The basic premise is, we as a culture have a lot of health problems that are likely due to our diet and environment becoming so toxic over the past 100 years, and it scares me to think what we are doing to our bodies and to our kids. We can help combat that by getting back to basics and trying to eat a more traditional diet of “real food” — I really hate labels, though, don’t you???

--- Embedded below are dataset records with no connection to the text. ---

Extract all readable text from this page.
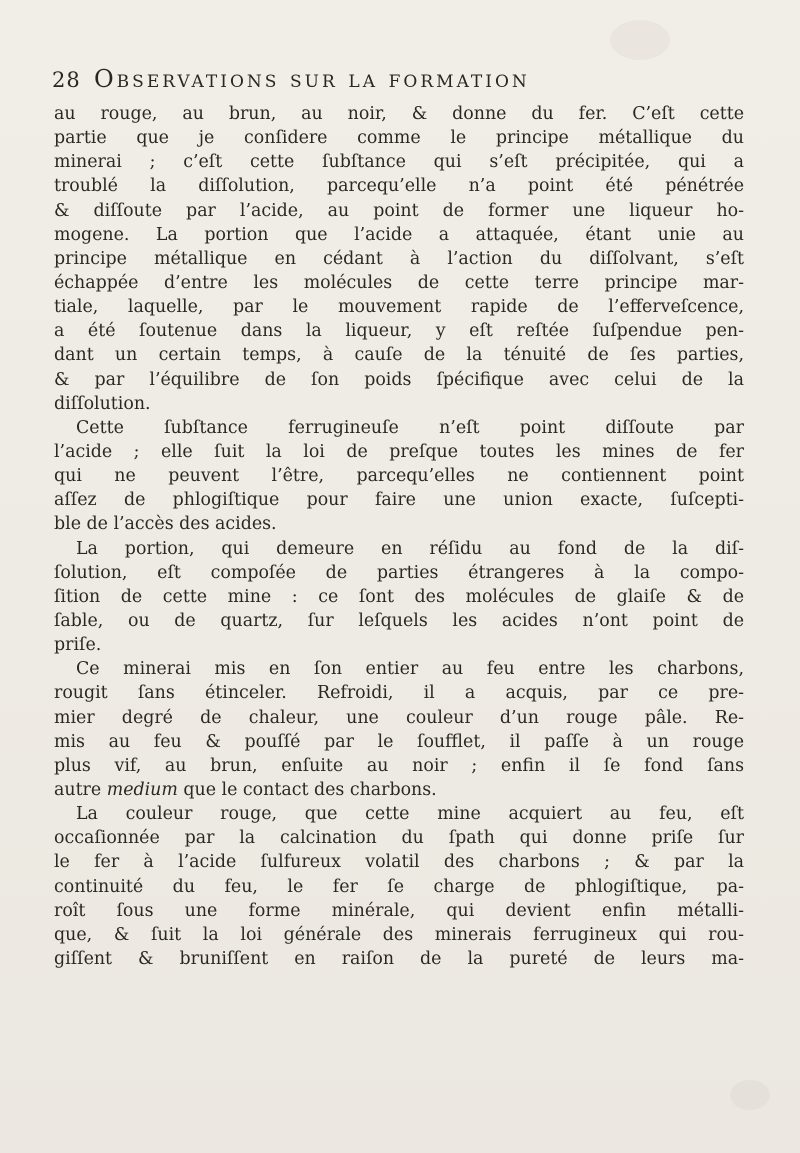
28 Observations sur la formation
au rouge, au brun, au noir, & donne du fer. C’eſt cette
partie que je conſidere comme le principe métallique du
minerai ; c’eſt cette ſubſtance qui s’eſt précipitée, qui a
troublé la diſſolution, parcequ’elle n’a point été pénétrée
& diſſoute par l’acide, au point de former une liqueur ho-
mogene. La portion que l’acide a attaquée, étant unie au
principe métallique en cédant à l’action du diſſolvant, s’eſt
échappée d’entre les molécules de cette terre principe mar-
tiale, laquelle, par le mouvement rapide de l’efferveſcence,
a été ſoutenue dans la liqueur, y eſt reſtée ſuſpendue pen-
dant un certain temps, à cauſe de la ténuité de ſes parties,
& par l’équilibre de ſon poids ſpécifique avec celui de la
diſſolution.
Cette ſubſtance ferrugineuſe n’eſt point diſſoute par
l’acide ; elle ſuit la loi de preſque toutes les mines de fer
qui ne peuvent l’être, parcequ’elles ne contiennent point
aſſez de phlogiſtique pour faire une union exacte, ſuſcepti-
ble de l’accès des acides.
La portion, qui demeure en réſidu au fond de la diſ-
ſolution, eſt compoſée de parties étrangeres à la compo-
ſition de cette mine : ce ſont des molécules de glaiſe & de
ſable, ou de quartz, ſur leſquels les acides n’ont point de
priſe.
Ce minerai mis en ſon entier au feu entre les charbons,
rougit ſans étinceler. Refroidi, il a acquis, par ce pre-
mier degré de chaleur, une couleur d’un rouge pâle. Re-
mis au feu & pouſſé par le ſoufflet, il paſſe à un rouge
plus vif, au brun, enſuite au noir ; enfin il ſe fond ſans
autre medium que le contact des charbons.
La couleur rouge, que cette mine acquiert au feu, eſt
occaſionnée par la calcination du ſpath qui donne priſe ſur
le fer à l’acide ſulfureux volatil des charbons ; & par la
continuité du feu, le fer ſe charge de phlogiſtique, pa-
roît ſous une forme minérale, qui devient enfin métalli-
que, & ſuit la loi générale des minerais ferrugineux qui rou-
giſſent & bruniſſent en raiſon de la pureté de leurs ma-
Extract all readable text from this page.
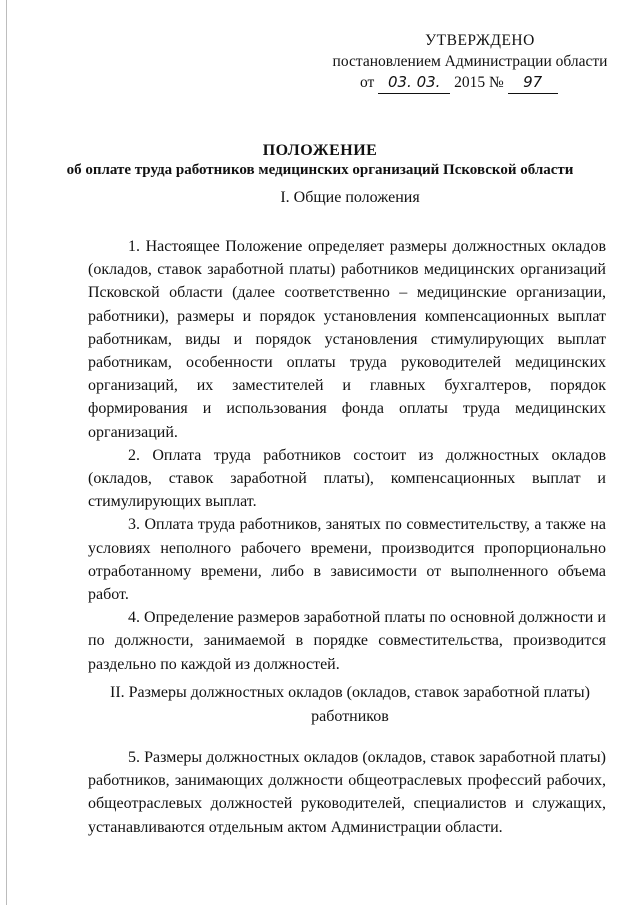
УТВЕРЖДЕНО
постановлением Администрации области
от 03. 03. 2015 № 97
ПОЛОЖЕНИЕ
об оплате труда работников медицинских организаций Псковской области
I. Общие положения

1. Настоящее Положение определяет размеры должностных окладов (окладов, ставок заработной платы) работников медицинских организаций Псковской области (далее соответственно – медицинские организации, работники), размеры и порядок установления компенсационных выплат работникам, виды и порядок установления стимулирующих выплат работникам, особенности оплаты труда руководителей медицинских организаций, их заместителей и главных бухгалтеров, порядок формирования и использования фонда оплаты труда медицинских организаций.

2. Оплата труда работников состоит из должностных окладов (окладов, ставок заработной платы), компенсационных выплат и стимулирующих выплат.

3. Оплата труда работников, занятых по совместительству, а также на условиях неполного рабочего времени, производится пропорционально отработанному времени, либо в зависимости от выполненного объема работ.

4. Определение размеров заработной платы по основной должности и по должности, занимаемой в порядке совместительства, производится раздельно по каждой из должностей.

II. Размеры должностных окладов (окладов, ставок заработной платы)
работников

5. Размеры должностных окладов (окладов, ставок заработной платы) работников, занимающих должности общеотраслевых профессий рабочих, общеотраслевых должностей руководителей, специалистов и служащих, устанавливаются отдельным актом Администрации области.
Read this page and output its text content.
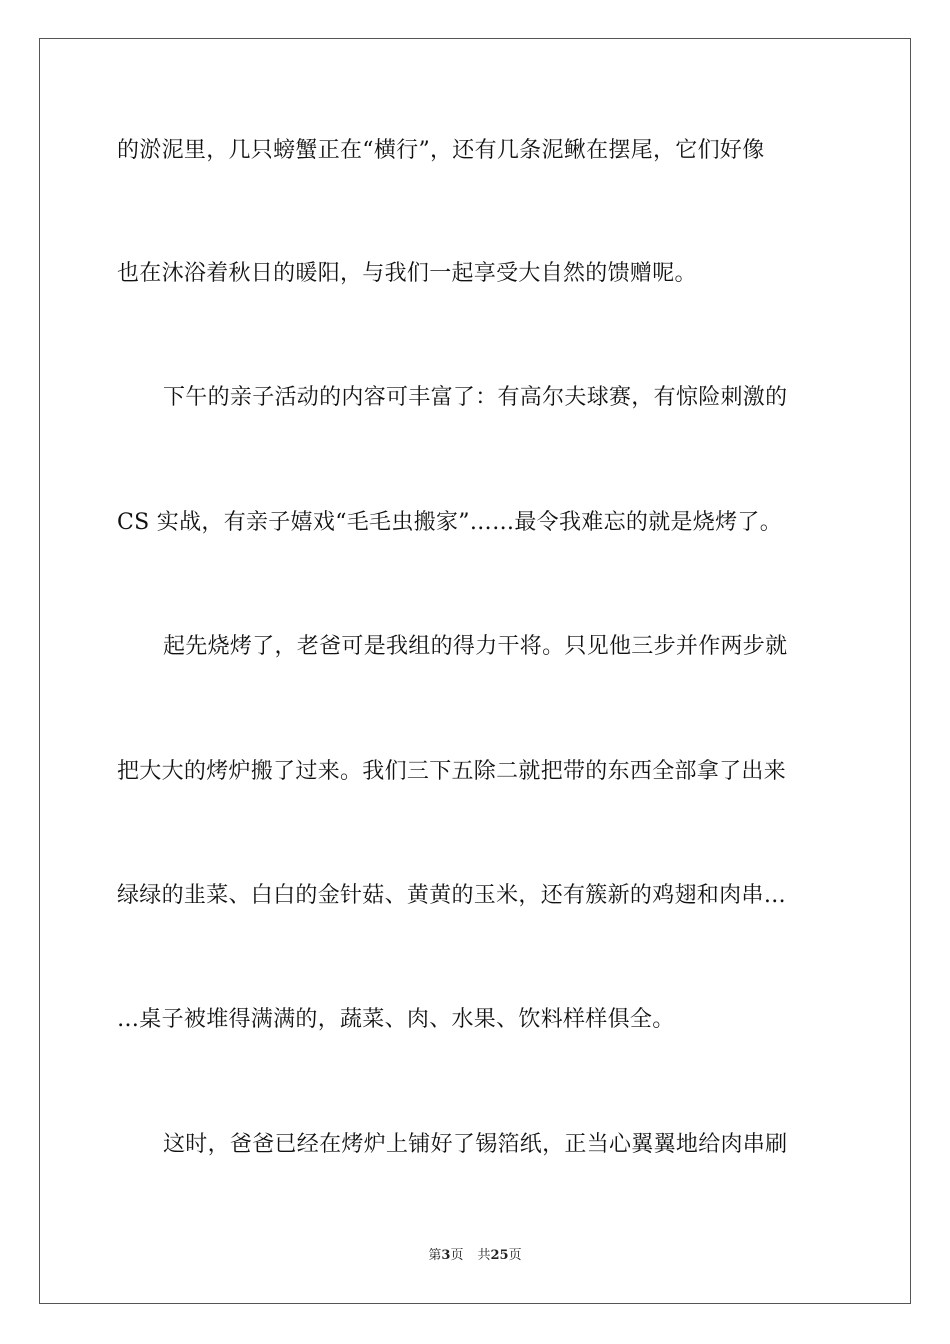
的淤泥里，几只螃蟹正在“横行”，还有几条泥鳅在摆尾，它们好像
也在沐浴着秋日的暖阳，与我们一起享受大自然的馈赠呢。
下午的亲子活动的内容可丰富了：有高尔夫球赛，有惊险刺激的
CS 实战，有亲子嬉戏“毛毛虫搬家”……最令我难忘的就是烧烤了。
起先烧烤了，老爸可是我组的得力干将。只见他三步并作两步就
把大大的烤炉搬了过来。我们三下五除二就把带的东西全部拿了出来
绿绿的韭菜、白白的金针菇、黄黄的玉米，还有簇新的鸡翅和肉串…
…桌子被堆得满满的，蔬菜、肉、水果、饮料样样俱全。
这时，爸爸已经在烤炉上铺好了锡箔纸，正当心翼翼地给肉串刷
第3页 共25页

I would love to know what YOU want to know. Tell me what you would like me to write about on the topic of food. Those of you who asked for more, are you interested in more information, more from the media, more about what we do and why? I guess I still feel I don’t have a lot new to say on the topic, and I want to make sure I’m posting relevant information.

One final comment.

If you haven’t watched Food, Inc., rent it today! And for a good read, I highly recommend Michael Pollan’s The Omnivore’s Dilemma.

Join the Conversation

9 thoughts on “Real Food: A Refresher

  1. Almost six years ago my son was diagnosed with Celiac disease and several food allergies, including corn. It’s unreal how much of our food contains corn and wheat. I had to quickly clean up our diet. I did not realize how much junk we were eating until I had to read every single label and scrutinize every ingredient. Not only did I eliminate the allergens but I buy organic whenever possible. The entire family has benefited greatly. We no longer catch every bug that goes around. We feel better, mentally and physically. Thanks for the information. It’s important to take a close look at what we put in our mouths.

  2. Great points! I believe many health issues are do to our food supply as well. I have a friend who says she can’t eat gluten it upsets her stomache but when she went to Italy and ate their bread and pasta she had no problems. It makes you wonder. Also, I can’t believe all the peanut allergies you hear about. When I was a kid, that’s all most kids ate was peanut butter and jelly!

  3. Thank you for this. A lot of the information out there is very confusing and this is a great breakdown for the layperson.

  4. Great article – good information to get started and I like how you have links for anyone who wants more information. I am trying to move to at least 80/20 whole food/junk food. What I struggle with is now that my children are older (10 and 12) they will fix their own breakfast and pack their own lunch if I have “convenient” foods available (cereal, frozen waffles, pre packed snacks, etc) I have gone back to packing their lunch most days and cooking breakfast a few days during the school week. Any ideas for easy things a kid can pack for lunch? (we usually pack a sandwich, fruit, chips and water bottle)

    1. I am lazy when it comes to lunches. I try to get them to take leftover dinner in a thermos when I have good stuff like soup. But otherwise, we do sandwiches, a piece of fruit, and maybe a yogurt or cheese. I’m trying to get away from cheesesticks and just slice up some cheddar for them instead.

  5. It must be for several years now that I’ve been following with special interest your blogging on real food, Jo-Lynne, but this was quite ‘fresh’ ; ) and was a good re-cap.
    Great links! Do you have any on grains? I’d like to read more on why we’d want to eliminate the anti-nutrients, since they’re in most of the natural foods we eat anyway.
    Looking forward to your future post(s) on fats! (no pressure! ; )
    Thanks for taking the time to do such a good, updated summary. When friends ask me about any of these topics, I’ll forward them this!

  6. Great recap of the basics. I spent last gradually making the shift away from processed foods. We’ve made even more changes since the first of the year. I’m interested in hearing how to find the best places to buy things like meat outside the grocery store.

  7. Love this! Thank you! We’ve been on a journey to get back to real food for awhile, and now looking back I can’t believe we used to put all that processed stuff in our bodies. Eating better, along with taking whole food supplements, has made such a difference for my family!